To realize your wishes, you should be patient and only save according to the financial plan that has been drawn up.

It’s okay to be in debt, but it’s best to buy assets that continue to increase in value every year, like land or houses. If you get into debt, you must also calculate the ratio. Make sure that the installment is no more than 30 percent of your income. Because if it’s more than 30 percent, your finances can get messed up.

 

6. Start investing

Investing is a surefire way to manage personal finances so your wealth keeps growing. Depending on the risk profile, you can choose between different forms of investment, e.g. B. Money market funds or fixed-income mutual funds with a potential return of 4-6 percent per year.

 

7. Distinguish between needs and wants

The next way to manage finances is to distinguish between needs and wants. Often people always buy what he wants under the guise of self-gratification. However, if left unchecked, this self-gratification semblance will naturally add to your spending and ultimately other important needs will not be met.

 

8. Create an emergency fund

As you manage your finances, don’t forget to set up an emergency fund. It’s important to have an emergency fund if you ever need a large amount of money. You still feel safe because you don’t have to use your savings.

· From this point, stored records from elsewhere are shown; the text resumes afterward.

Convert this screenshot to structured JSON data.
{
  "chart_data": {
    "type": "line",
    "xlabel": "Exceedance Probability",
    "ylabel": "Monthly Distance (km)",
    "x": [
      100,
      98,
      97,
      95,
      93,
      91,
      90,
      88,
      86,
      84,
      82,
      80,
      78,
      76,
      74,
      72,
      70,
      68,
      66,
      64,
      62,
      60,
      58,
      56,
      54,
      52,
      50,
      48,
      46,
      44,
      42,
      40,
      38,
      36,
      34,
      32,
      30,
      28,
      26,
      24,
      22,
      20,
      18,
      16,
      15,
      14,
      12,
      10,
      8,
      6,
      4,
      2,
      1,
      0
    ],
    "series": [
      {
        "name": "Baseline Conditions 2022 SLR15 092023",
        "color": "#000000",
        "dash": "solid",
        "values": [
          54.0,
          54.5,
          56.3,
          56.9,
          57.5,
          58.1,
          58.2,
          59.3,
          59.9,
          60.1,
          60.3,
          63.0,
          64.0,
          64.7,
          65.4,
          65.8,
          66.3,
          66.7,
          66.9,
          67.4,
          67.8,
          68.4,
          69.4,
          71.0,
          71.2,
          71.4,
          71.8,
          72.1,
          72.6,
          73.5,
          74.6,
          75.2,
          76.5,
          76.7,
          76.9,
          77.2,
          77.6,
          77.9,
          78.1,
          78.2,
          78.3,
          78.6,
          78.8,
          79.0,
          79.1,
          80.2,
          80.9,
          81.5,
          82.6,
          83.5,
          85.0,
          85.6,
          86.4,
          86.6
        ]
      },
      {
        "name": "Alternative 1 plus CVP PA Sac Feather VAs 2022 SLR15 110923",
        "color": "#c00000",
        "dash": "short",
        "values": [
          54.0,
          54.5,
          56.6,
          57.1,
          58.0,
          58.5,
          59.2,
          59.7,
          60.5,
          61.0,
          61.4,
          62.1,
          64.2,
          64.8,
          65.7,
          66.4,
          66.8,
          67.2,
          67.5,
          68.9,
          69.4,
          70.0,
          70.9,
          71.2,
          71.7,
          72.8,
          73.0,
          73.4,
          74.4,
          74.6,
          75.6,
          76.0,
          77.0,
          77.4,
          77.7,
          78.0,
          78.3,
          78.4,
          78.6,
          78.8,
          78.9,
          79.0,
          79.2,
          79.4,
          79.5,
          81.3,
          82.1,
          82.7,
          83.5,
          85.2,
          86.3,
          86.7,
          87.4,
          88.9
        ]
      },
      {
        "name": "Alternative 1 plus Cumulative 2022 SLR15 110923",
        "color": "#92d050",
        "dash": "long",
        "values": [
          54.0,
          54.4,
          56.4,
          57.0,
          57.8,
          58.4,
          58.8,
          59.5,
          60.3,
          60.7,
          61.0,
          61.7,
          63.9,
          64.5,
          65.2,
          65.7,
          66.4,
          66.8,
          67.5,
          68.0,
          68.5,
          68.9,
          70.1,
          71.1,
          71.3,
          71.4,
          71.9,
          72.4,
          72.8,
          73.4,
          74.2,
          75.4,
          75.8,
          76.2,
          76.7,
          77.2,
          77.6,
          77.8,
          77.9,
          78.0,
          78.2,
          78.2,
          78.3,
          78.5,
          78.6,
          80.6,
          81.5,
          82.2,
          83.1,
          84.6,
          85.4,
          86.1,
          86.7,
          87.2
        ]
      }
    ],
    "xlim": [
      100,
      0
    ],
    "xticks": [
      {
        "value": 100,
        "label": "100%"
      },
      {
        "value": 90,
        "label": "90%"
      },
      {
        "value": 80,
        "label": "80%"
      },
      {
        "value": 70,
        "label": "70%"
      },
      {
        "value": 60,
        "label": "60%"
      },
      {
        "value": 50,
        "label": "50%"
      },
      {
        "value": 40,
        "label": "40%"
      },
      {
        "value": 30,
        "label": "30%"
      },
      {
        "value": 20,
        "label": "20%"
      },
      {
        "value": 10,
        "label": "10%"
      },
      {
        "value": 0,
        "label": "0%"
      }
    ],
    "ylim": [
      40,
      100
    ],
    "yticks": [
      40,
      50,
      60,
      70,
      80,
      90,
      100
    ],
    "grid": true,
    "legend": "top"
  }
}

A person’s emergency fund can vary by status and occupation. If you’re single, you can collect an emergency fund of 3 to 6 times your monthly expenses.

If you’re married and have dependents, your emergency fund should be 6 to 12 times your monthly expenses. Funds that need to be set aside for an emergency fund are 5 percent of your income.

 

9. Do you have another account

To avoid over-consumption, you should have another account. A special account for personal needs for a month, another special account for savings.

This also makes you more cautious about spending money because if the money runs out, you cannot transfer your savings to another account.

 

10. Do you have insurance

If all finances are well planned or managed but there is no insurance, your finances can collapse too. Because in life you will find different types of risks that you never know when will occur, such as getting sick, damaging cars, fire stations, and even death.

If there is no financial protection such as insurance, the savings and assets accumulated so far can be sold off. If you consider the hospital costs, workshops, and damage from house fires are not small.